Vision: Pretrained MobileNet-V2 Backbones for Segmentation Tasks

Created on 23 Sep 2020 · 8Comments · Source: pytorch/vision

🚀 Feature

Provide a pretrained MobileNet-V2 backbone for

Instance Segmentation
Semantic Segmentation

Motivation

As ecosystems mature and more object detection / segmentation libraries are released, they always leverage Torchvision pretrained models, or use Torchvision as a template for which architectures are supported (at least when they start out).
Mmdetection, Mmsegmentation are two great examples of this.

Heavy ResNet like backbones aren't feasible to run on mobile devices, and it's rough to train a model on COCO from scratch because of the sheer resources it demands. Having a pretrained model would facilitate quicker experimentation and broader PyTorch impact overall.

By providing a MobileNet backbone, I think Torchvision would have a significant cascading impact on the extended PyTorch ecosystem.

Pitch

Train Faster Mask R-CNN and DeepLabV3 models with a MobileNet-V2 backbone using canonical PyTorch scripts. Perhaps it also makes sense to add R-CNN, Keypoint R-CNN and FCN to that list given the existing pretrained models

Alternatives

Wait for Ross Wightman to add segmentation models to https://github.com/rwightman/efficientdet-pytorch
TensorFlow and its extended ecosystem

cc @vfdev-5

help wanted models semantic segmentation

Source

rsomani95

❤3

All 8 comments

Seconded - MobileNet Backbones would be very helpful

vade on 23 Sep 2020

Torchvision provides support for mobilenetv2. You can use it as a backbone for FRCNN and Mask-RCNN.
I have used them. You need to do the following

from torchvision.models.detection import FasterRCNN

mobile_net = torchvision.models.mobilenet_v2(pretrained=True)
# print(mobile_net.features) # From that I got the output channels for mobilenet
ft_backbone = mobile_net.features
ft_backbone.out_channels = 1280
ft_mean = [0.485, 0.456, 0.406]
ft_std = [0.229, 0.224, 0.225]
ft_model = FasterRCNN(backbone=ft_backbone, num_classes=num_classes, image_mean=ft_mean, image_std=ft_std,)
# I guess this should work for MaskRCNN
ft_model = MaskRCNN(backbone=ft_backbone, num_classes=num_classes, image_mean=ft_mean, image_std=ft_std,)

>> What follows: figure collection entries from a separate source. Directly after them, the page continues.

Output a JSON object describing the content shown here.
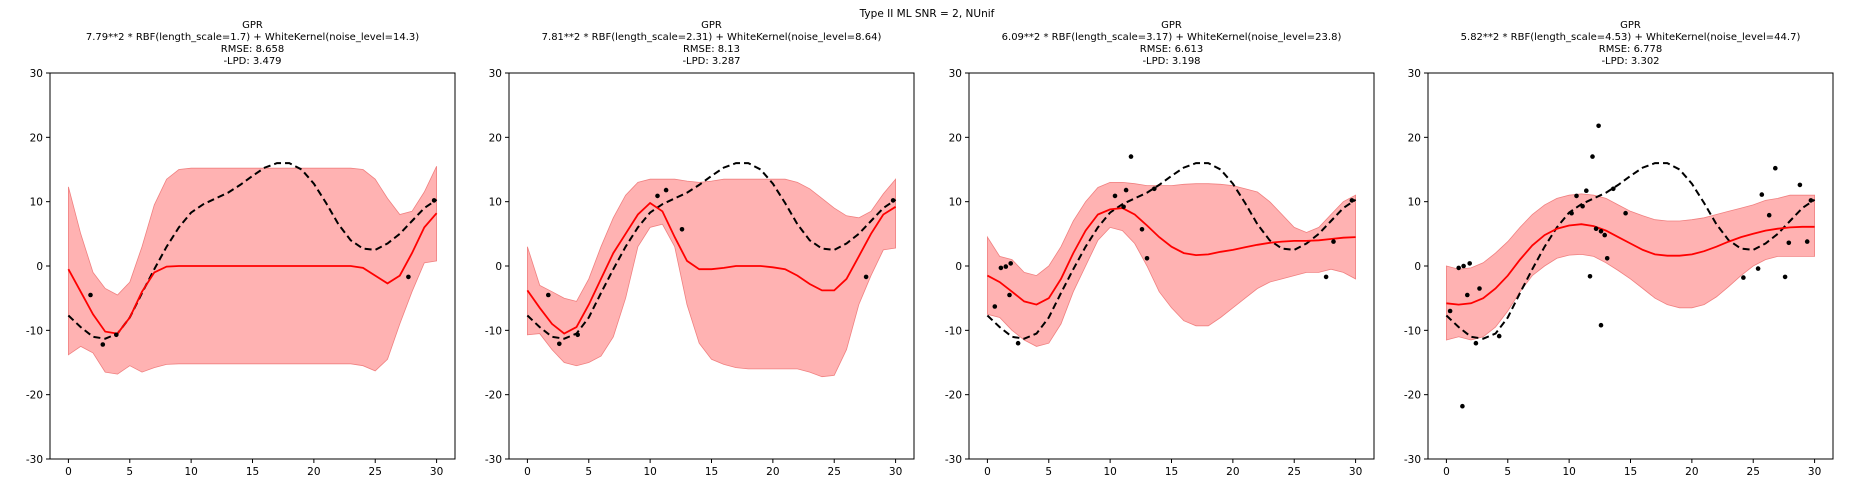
{
  "figure": {
    "suptitle": "Type II ML SNR = 2, NUnif"
  },
  "colors": {
    "band": "#ff7f7f",
    "band_edge": "#f08080",
    "mean": "#ff0000",
    "truth": "#000000",
    "points": "#000000"
  },
  "chart_data": [
    {
      "type": "line",
      "title_lines": [
        "GPR",
        "7.79**2 * RBF(length_scale=1.7) + WhiteKernel(noise_level=14.3)",
        "RMSE: 8.658",
        "-LPD: 3.479"
      ],
      "xlim": [
        -1.5,
        31.5
      ],
      "ylim": [
        -30,
        30
      ],
      "xticks": [
        0,
        5,
        10,
        15,
        20,
        25,
        30
      ],
      "yticks": [
        -30,
        -20,
        -10,
        0,
        10,
        20,
        30
      ],
      "grid": false,
      "x": [
        0,
        1,
        2,
        3,
        4,
        5,
        6,
        7,
        8,
        9,
        10,
        11,
        12,
        13,
        14,
        15,
        16,
        17,
        18,
        19,
        20,
        21,
        22,
        23,
        24,
        25,
        26,
        27,
        28,
        29,
        30
      ],
      "truth": [
        -7.7,
        -9.5,
        -11,
        -11.3,
        -10.5,
        -8,
        -4.2,
        -0.5,
        3,
        6,
        8.3,
        9.6,
        10.5,
        11.4,
        12.6,
        14,
        15.3,
        16,
        16,
        15,
        12.8,
        9.8,
        6.5,
        4,
        2.7,
        2.5,
        3.5,
        5,
        7,
        9,
        10.3
      ],
      "mean": [
        -0.5,
        -4,
        -7.5,
        -10.2,
        -10.5,
        -8,
        -4,
        -1,
        -0.1,
        0,
        0,
        0,
        0,
        0,
        0,
        0,
        0,
        0,
        0,
        0,
        0,
        0,
        0,
        0,
        -0.3,
        -1.5,
        -2.7,
        -1.5,
        2,
        6,
        8.2
      ],
      "upper": [
        12.3,
        5,
        -1,
        -3.5,
        -4.5,
        -2.5,
        3,
        9.5,
        13.5,
        15,
        15.2,
        15.2,
        15.2,
        15.2,
        15.2,
        15.2,
        15.2,
        15.2,
        15.2,
        15.2,
        15.2,
        15.2,
        15.2,
        15.2,
        15,
        13.5,
        10.5,
        8,
        8.5,
        11.5,
        15.5
      ],
      "lower": [
        -13.8,
        -12.5,
        -13.5,
        -16.5,
        -16.8,
        -15.5,
        -16.5,
        -15.8,
        -15.3,
        -15.2,
        -15.2,
        -15.2,
        -15.2,
        -15.2,
        -15.2,
        -15.2,
        -15.2,
        -15.2,
        -15.2,
        -15.2,
        -15.2,
        -15.2,
        -15.2,
        -15.2,
        -15.5,
        -16.3,
        -14.5,
        -9,
        -4,
        0.5,
        0.8
      ],
      "points": [
        [
          1.8,
          -4.5
        ],
        [
          2.8,
          -12.2
        ],
        [
          3.9,
          -10.7
        ],
        [
          27.7,
          -1.7
        ],
        [
          29.8,
          10.2
        ]
      ]
    },
    {
      "type": "line",
      "title_lines": [
        "GPR",
        "7.81**2 * RBF(length_scale=2.31) + WhiteKernel(noise_level=8.64)",
        "RMSE: 8.13",
        "-LPD: 3.287"
      ],
      "xlim": [
        -1.5,
        31.5
      ],
      "ylim": [
        -30,
        30
      ],
      "xticks": [
        0,
        5,
        10,
        15,
        20,
        25,
        30
      ],
      "yticks": [
        -30,
        -20,
        -10,
        0,
        10,
        20,
        30
      ],
      "grid": false,
      "x": [
        0,
        1,
        2,
        3,
        4,
        5,
        6,
        7,
        8,
        9,
        10,
        11,
        12,
        13,
        14,
        15,
        16,
        17,
        18,
        19,
        20,
        21,
        22,
        23,
        24,
        25,
        26,
        27,
        28,
        29,
        30
      ],
      "truth": [
        -7.7,
        -9.5,
        -11,
        -11.3,
        -10.5,
        -8,
        -4.2,
        -0.5,
        3,
        6,
        8.3,
        9.6,
        10.5,
        11.4,
        12.6,
        14,
        15.3,
        16,
        16,
        15,
        12.8,
        9.8,
        6.5,
        4,
        2.7,
        2.5,
        3.5,
        5,
        7,
        9,
        10.3
      ],
      "mean": [
        -3.8,
        -6.5,
        -9,
        -10.5,
        -9.5,
        -6,
        -2,
        2,
        5,
        8,
        9.8,
        8.5,
        4.5,
        0.8,
        -0.5,
        -0.5,
        -0.3,
        0,
        0,
        0,
        -0.2,
        -0.5,
        -1.5,
        -2.8,
        -3.8,
        -3.8,
        -2,
        1.5,
        5,
        8,
        9.2
      ],
      "upper": [
        3,
        -3,
        -4,
        -5,
        -5.5,
        -2,
        3,
        7.5,
        11,
        13,
        13.5,
        13.5,
        13.5,
        13.2,
        13,
        13.2,
        13.5,
        13.5,
        13.5,
        13.5,
        13.5,
        13.5,
        13,
        12,
        10.5,
        9,
        7.8,
        7.5,
        8.5,
        11.2,
        13.5
      ],
      "lower": [
        -10.7,
        -10.5,
        -13,
        -15,
        -15.5,
        -15,
        -14,
        -11,
        -5,
        3,
        6,
        6.5,
        3,
        -6,
        -12,
        -14.5,
        -15.3,
        -15.8,
        -16,
        -16,
        -16,
        -16,
        -16,
        -16.5,
        -17.2,
        -17,
        -13,
        -6,
        -1.5,
        2.5,
        2.8
      ],
      "points": [
        [
          1.7,
          -4.5
        ],
        [
          2.6,
          -12.1
        ],
        [
          4.1,
          -10.7
        ],
        [
          10.6,
          10.9
        ],
        [
          11.3,
          11.8
        ],
        [
          12.6,
          5.7
        ],
        [
          27.6,
          -1.7
        ],
        [
          29.8,
          10.2
        ]
      ]
    },
    {
      "type": "line",
      "title_lines": [
        "GPR",
        "6.09**2 * RBF(length_scale=3.17) + WhiteKernel(noise_level=23.8)",
        "RMSE: 6.613",
        "-LPD: 3.198"
      ],
      "xlim": [
        -1.5,
        31.5
      ],
      "ylim": [
        -30,
        30
      ],
      "xticks": [
        0,
        5,
        10,
        15,
        20,
        25,
        30
      ],
      "yticks": [
        -30,
        -20,
        -10,
        0,
        10,
        20,
        30
      ],
      "grid": false,
      "x": [
        0,
        1,
        2,
        3,
        4,
        5,
        6,
        7,
        8,
        9,
        10,
        11,
        12,
        13,
        14,
        15,
        16,
        17,
        18,
        19,
        20,
        21,
        22,
        23,
        24,
        25,
        26,
        27,
        28,
        29,
        30
      ],
      "truth": [
        -7.7,
        -9.5,
        -11,
        -11.3,
        -10.5,
        -8,
        -4.2,
        -0.5,
        3,
        6,
        8.3,
        9.6,
        10.5,
        11.4,
        12.6,
        14,
        15.3,
        16,
        16,
        15,
        12.8,
        9.8,
        6.5,
        4,
        2.7,
        2.5,
        3.5,
        5,
        7,
        9,
        10.3
      ],
      "mean": [
        -1.5,
        -2.5,
        -4,
        -5.5,
        -6,
        -5,
        -2,
        2,
        5.5,
        8,
        8.8,
        9,
        8,
        6.3,
        4.5,
        3,
        2,
        1.7,
        1.8,
        2.2,
        2.5,
        2.9,
        3.3,
        3.6,
        3.8,
        3.9,
        3.9,
        4,
        4.2,
        4.4,
        4.5
      ],
      "upper": [
        4.5,
        1.5,
        1,
        -1,
        -1.5,
        0,
        3,
        7,
        10,
        12.2,
        13,
        13,
        12.8,
        12.5,
        12.5,
        12.5,
        12.7,
        12.8,
        12.8,
        12.7,
        12.5,
        12,
        11.5,
        10,
        8,
        6,
        5.2,
        6,
        8,
        10,
        11
      ],
      "lower": [
        -7.5,
        -8,
        -10,
        -11.5,
        -12.5,
        -12,
        -9,
        -4,
        0,
        4,
        6,
        5.5,
        3.5,
        0,
        -4,
        -6.5,
        -8.5,
        -9.3,
        -9.3,
        -8,
        -6.5,
        -5,
        -3.5,
        -2.5,
        -2,
        -1.5,
        -1,
        -1,
        -0.5,
        -1,
        -2
      ],
      "points": [
        [
          0.6,
          -6.3
        ],
        [
          1.1,
          -0.3
        ],
        [
          1.5,
          -0.1
        ],
        [
          1.8,
          -4.5
        ],
        [
          1.9,
          0.4
        ],
        [
          2.5,
          -12
        ],
        [
          10.4,
          10.9
        ],
        [
          11.1,
          9.2
        ],
        [
          11.3,
          11.8
        ],
        [
          11.7,
          17
        ],
        [
          12.6,
          5.7
        ],
        [
          13,
          1.2
        ],
        [
          13.6,
          12
        ],
        [
          27.6,
          -1.7
        ],
        [
          28.2,
          3.8
        ],
        [
          29.7,
          10.2
        ]
      ]
    },
    {
      "type": "line",
      "title_lines": [
        "GPR",
        "5.82**2 * RBF(length_scale=4.53) + WhiteKernel(noise_level=44.7)",
        "RMSE: 6.778",
        "-LPD: 3.302"
      ],
      "xlim": [
        -1.5,
        31.5
      ],
      "ylim": [
        -30,
        30
      ],
      "xticks": [
        0,
        5,
        10,
        15,
        20,
        25,
        30
      ],
      "yticks": [
        -30,
        -20,
        -10,
        0,
        10,
        20,
        30
      ],
      "grid": false,
      "x": [
        0,
        1,
        2,
        3,
        4,
        5,
        6,
        7,
        8,
        9,
        10,
        11,
        12,
        13,
        14,
        15,
        16,
        17,
        18,
        19,
        20,
        21,
        22,
        23,
        24,
        25,
        26,
        27,
        28,
        29,
        30
      ],
      "truth": [
        -7.7,
        -9.5,
        -11,
        -11.3,
        -10.5,
        -8,
        -4.2,
        -0.5,
        3,
        6,
        8.3,
        9.6,
        10.5,
        11.4,
        12.6,
        14,
        15.3,
        16,
        16,
        15,
        12.8,
        9.8,
        6.5,
        4,
        2.7,
        2.5,
        3.5,
        5,
        7,
        9,
        10.3
      ],
      "mean": [
        -5.8,
        -6,
        -5.8,
        -5,
        -3.5,
        -1.5,
        1,
        3.2,
        4.8,
        5.8,
        6.3,
        6.5,
        6.2,
        5.5,
        4.5,
        3.5,
        2.5,
        1.8,
        1.6,
        1.6,
        1.8,
        2.3,
        3,
        3.8,
        4.5,
        5,
        5.5,
        5.8,
        6,
        6.1,
        6.1
      ],
      "upper": [
        0,
        -0.5,
        -0.3,
        0.5,
        2,
        3.8,
        6,
        8,
        9.5,
        10.5,
        11,
        11.2,
        11,
        10.5,
        9.5,
        8.5,
        7.8,
        7.2,
        7,
        7,
        7.2,
        7.5,
        8,
        8.5,
        9,
        9.5,
        10.2,
        10.5,
        11,
        11,
        11
      ],
      "lower": [
        -11.5,
        -11,
        -11.5,
        -11,
        -9.5,
        -7,
        -4,
        -1.5,
        0,
        1.2,
        1.7,
        1.8,
        1.5,
        0.5,
        -0.7,
        -2,
        -3.5,
        -5,
        -6,
        -6.5,
        -6.5,
        -6,
        -4.8,
        -3.2,
        -1.5,
        0,
        1,
        1.5,
        1.5,
        1.5,
        1.5
      ],
      "points": [
        [
          0.3,
          -7
        ],
        [
          1,
          -0.3
        ],
        [
          1.3,
          -21.8
        ],
        [
          1.4,
          0
        ],
        [
          1.7,
          -4.5
        ],
        [
          1.9,
          0.4
        ],
        [
          2.4,
          -12
        ],
        [
          2.7,
          -3.5
        ],
        [
          4.3,
          -10.9
        ],
        [
          10.2,
          8.2
        ],
        [
          10.6,
          10.9
        ],
        [
          11.1,
          9.3
        ],
        [
          11.4,
          11.7
        ],
        [
          11.7,
          -1.6
        ],
        [
          11.9,
          17
        ],
        [
          12.2,
          5.8
        ],
        [
          12.4,
          21.8
        ],
        [
          12.6,
          -9.2
        ],
        [
          12.6,
          5.4
        ],
        [
          12.9,
          4.8
        ],
        [
          13.1,
          1.2
        ],
        [
          13.6,
          12
        ],
        [
          14.6,
          8.2
        ],
        [
          24.2,
          -1.8
        ],
        [
          25.4,
          -0.4
        ],
        [
          25.7,
          11.1
        ],
        [
          26.3,
          7.9
        ],
        [
          26.8,
          15.2
        ],
        [
          27.6,
          -1.7
        ],
        [
          27.9,
          3.6
        ],
        [
          28.8,
          12.6
        ],
        [
          29.4,
          3.8
        ],
        [
          29.7,
          10.2
        ]
      ]
    }
  ]
}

This should give you F-RCNN with MobileNetv2 backbone. You won't get FPN with this though.
I have tried, all the vision models as backbones for FRCNN here.

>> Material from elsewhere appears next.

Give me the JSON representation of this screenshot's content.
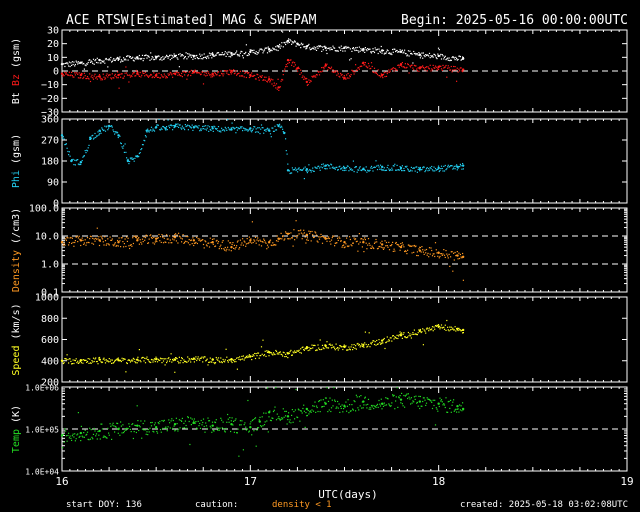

Unsure if this extends to Keypoint RCNN and DeepLab v3.

oke-aditya on 23 Sep 2020

👍1

@oke-aditya I was under the impression that for max performance, the backbone should be finetuned on the object detection/segmentation dataset as well. Torchvision provides such ResNet backbones.

Besides, the code you provided above would be using a backbone pretrained on ImageNet, but the rest of the network isn't pretrained.

Am I reading this correctly?
Thanks

rsomani95 on 23 Sep 2020

Yes. The backbone is pretrained on ImageNet.
For ResNet FPN models torchvision provides pre trained images on COCO datasets.

COCO weights can be obtained by fine tuning these ImageNet weights on COCO Dataset.

You can fine-tune the backbone and FRCNN layers or freeze backbone and fine tune FRCNN layers. Both are possible.

oke-aditya on 23 Sep 2020

👍1

I'm not sure about max performance which is better. Even the ResNet FPN weights were obtained by fine tuning ImageNet weights over COCO.

oke-aditya on 23 Sep 2020

My feature request is precisely that torchvision provide this :)

COCO weights can be obtained by fine tuning these ImageNet weights on COCO Dataset.

rsomani95 on 23 Sep 2020

👍1

Just a minor precision. Segmentation models in torchvision: FCN and DeepLabV3 can have be initialized with the weights pre-trained on COCO train2017 dataset.